College sports officially ceased to exist on the evening of Friday, June 6, 2025. At least in the form that existed for more than a century.
Amateurism is dead. Schools are now free to pay athletes directly, meaning they will receive a salary just as in any other profession, though technically athletes will not be employees of universities. Not yet.
Will you still love college sports in this new version? Will you still cheer for your alma mater or embrace your favorite sport with the same passion, same enjoyment, same endearment as if nothing has changed?
I vow to try.
I make that statement knowing that everything has changed. I remind myself that I fell in love with college sports back when I was a kid and had no clue whether college football players got paid money to wear the uniform or not.
I became engrossed in it because of state pride. That was our team, the Tennessee Vols. Everyone else was the enemy. Especially Bama.
I loved it because of the orange uniforms.

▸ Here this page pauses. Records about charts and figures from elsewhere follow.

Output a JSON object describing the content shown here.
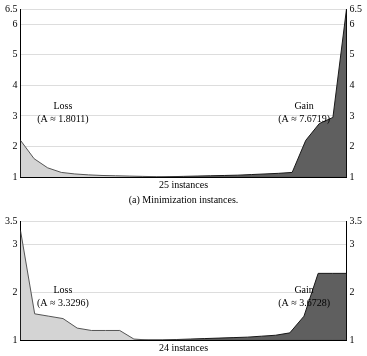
{
  "chart_data": [
    {
      "type": "line",
      "title": "(a) Minimization instances.",
      "x_label": "25 instances",
      "x": [
        1,
        2,
        3,
        4,
        5,
        6,
        7,
        8,
        9,
        10,
        11,
        12,
        13,
        14,
        15,
        16,
        17,
        18,
        19,
        20,
        21,
        22,
        23,
        24,
        25
      ],
      "xlim": [
        1,
        25
      ],
      "series": [
        {
          "name": "Loss",
          "color": "#d4d4d4",
          "values": [
            2.2,
            1.6,
            1.3,
            1.15,
            1.1,
            1.07,
            1.05,
            1.04,
            1.03,
            1.02,
            1.01,
            1,
            1,
            1,
            1,
            1,
            1,
            1,
            1,
            1,
            1,
            1,
            1,
            1,
            1
          ]
        },
        {
          "name": "Gain",
          "color": "#5f5f5f",
          "values": [
            1,
            1,
            1,
            1,
            1,
            1,
            1,
            1,
            1,
            1,
            1,
            1.01,
            1.02,
            1.03,
            1.04,
            1.05,
            1.06,
            1.08,
            1.1,
            1.12,
            1.15,
            2.2,
            2.75,
            2.95,
            6.5
          ]
        }
      ],
      "annotations": [
        [
          "Loss",
          "(A ≈ 1.8011)"
        ],
        [
          "Gain",
          "(A ≈ 7.6719)"
        ]
      ],
      "ylim": [
        1,
        6.5
      ],
      "yticks": [
        1,
        2,
        3,
        4,
        5,
        6,
        6.5
      ],
      "y2lim": [
        1,
        6.5
      ],
      "y2ticks": [
        1,
        2,
        3,
        4,
        5,
        6,
        6.5
      ],
      "grid": true,
      "tick_labels": "y"
    },
    {
      "type": "line",
      "x_label": "24 instances",
      "x": [
        1,
        2,
        3,
        4,
        5,
        6,
        7,
        8,
        9,
        10,
        11,
        12,
        13,
        14,
        15,
        16,
        17,
        18,
        19,
        20,
        21,
        22,
        23,
        24
      ],
      "xlim": [
        1,
        24
      ],
      "series": [
        {
          "name": "Loss",
          "color": "#d4d4d4",
          "values": [
            3.3,
            1.55,
            1.5,
            1.45,
            1.25,
            1.2,
            1.2,
            1.2,
            1.02,
            1,
            1,
            1,
            1,
            1,
            1,
            1,
            1,
            1,
            1,
            1,
            1,
            1,
            1,
            1
          ]
        },
        {
          "name": "Gain",
          "color": "#5f5f5f",
          "values": [
            1,
            1,
            1,
            1,
            1,
            1,
            1,
            1,
            1,
            1,
            1,
            1.01,
            1.02,
            1.03,
            1.04,
            1.05,
            1.06,
            1.08,
            1.1,
            1.15,
            1.5,
            2.4,
            2.4,
            2.4
          ]
        }
      ],
      "annotations": [
        [
          "Loss",
          "(A ≈ 3.3296)"
        ],
        [
          "Gain",
          "(A ≈ 3.6728)"
        ]
      ],
      "ylim": [
        1,
        3.5
      ],
      "yticks": [
        1,
        2,
        3,
        3.5
      ],
      "y2lim": [
        1,
        3.5
      ],
      "y2ticks": [
        1,
        2,
        3,
        3.5
      ],
      "grid": true,
      "tick_labels": "y"
    }
  ]
}
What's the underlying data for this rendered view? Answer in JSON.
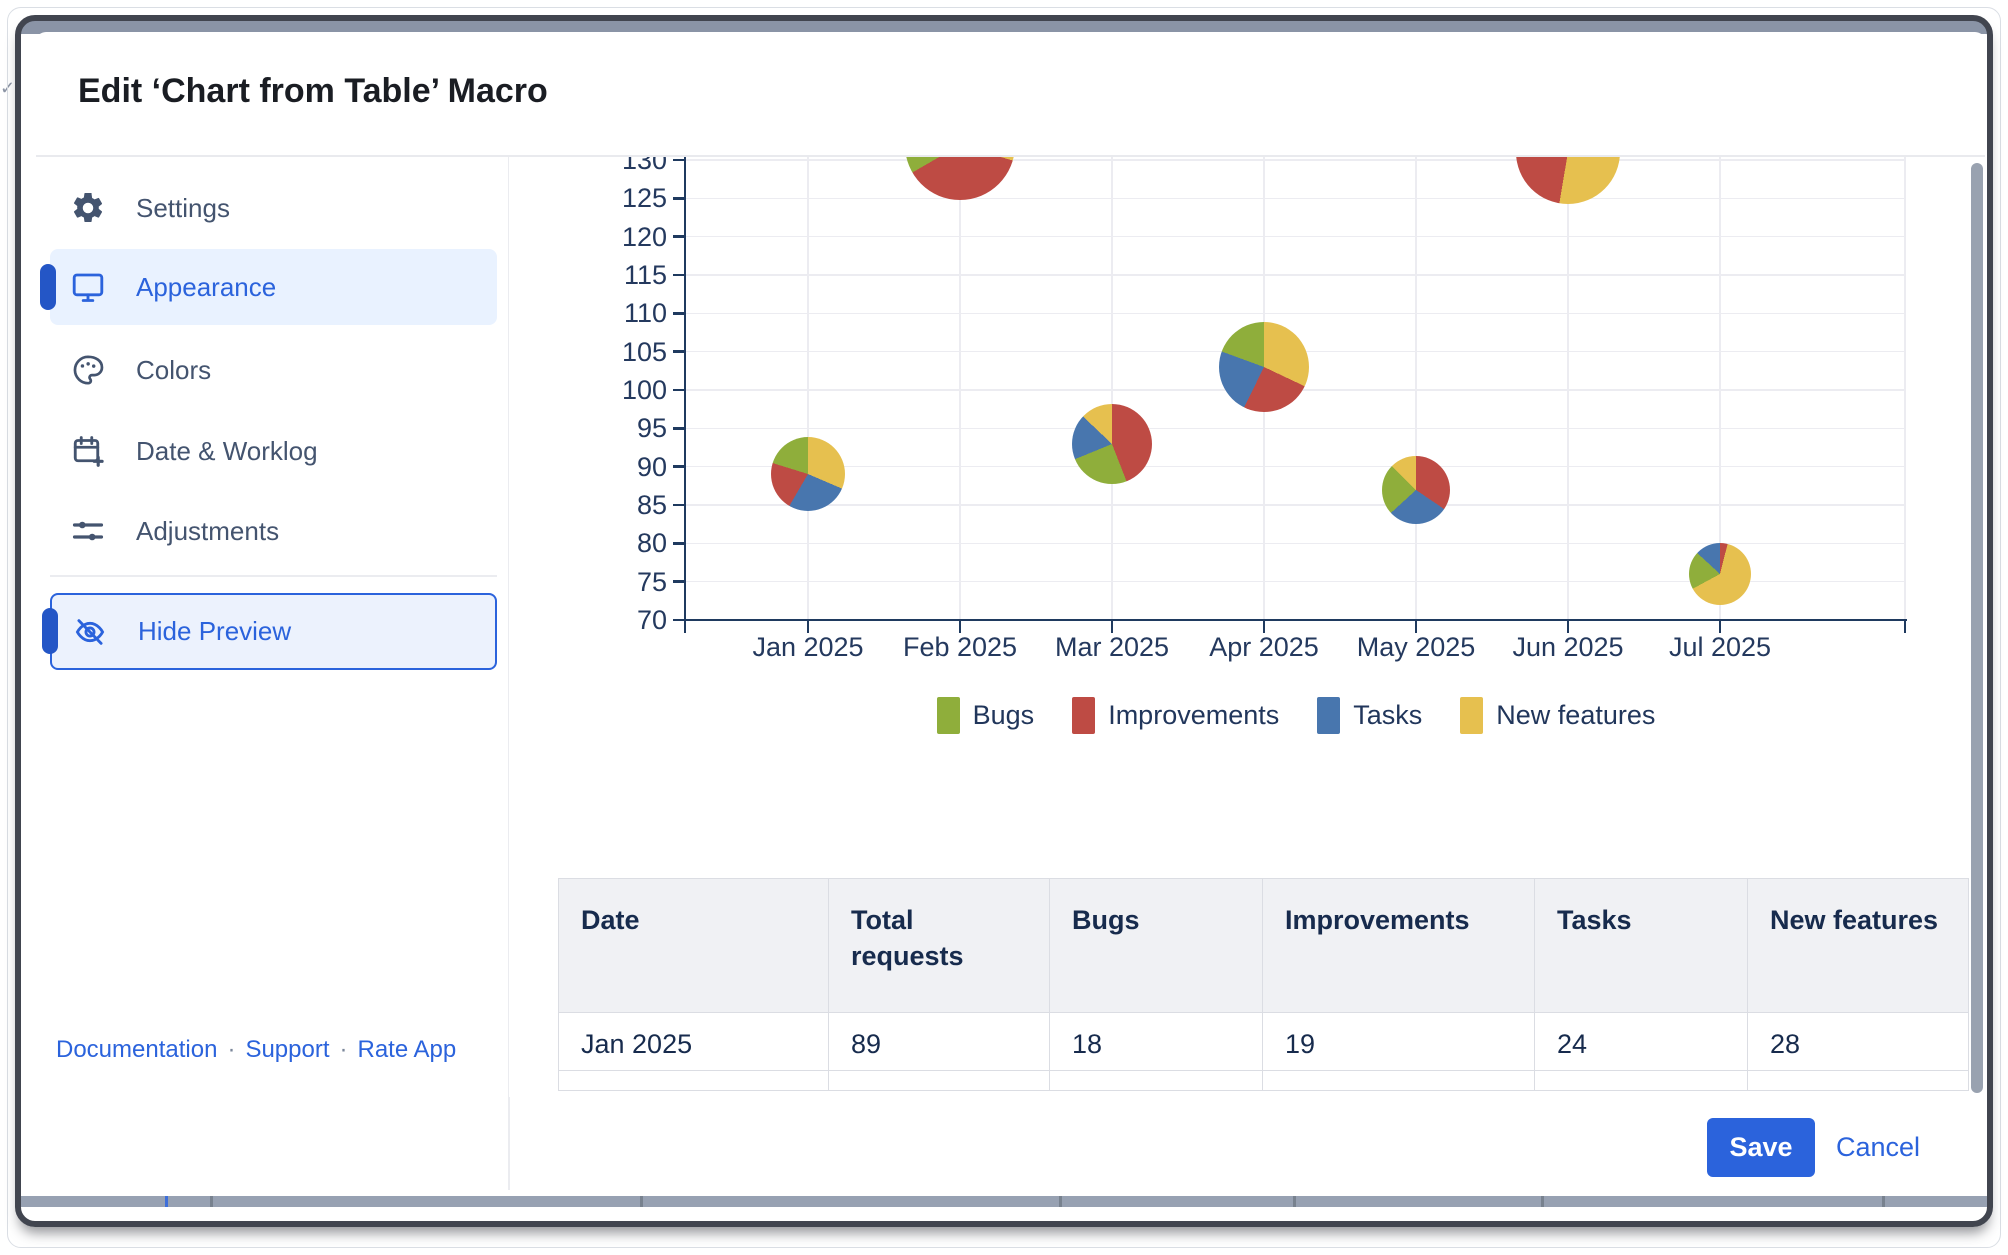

The traditions. The rivalries. The marching band. The way a college campus feels electric on a football weekend. Seeing 100,000 people cram into the stadium and sing “Rocky Top” at full throat. The voice of John Ward on the radio, telling us “it’s football time in Tennessee.” Hearing it still gives me goosebumps.
Our romanticism has been bashed over the head with endless cynicism in this new era. Are we supposed to throw all of that away because a federal judge in California approved a settlement that essentially turned college sports into professional sports?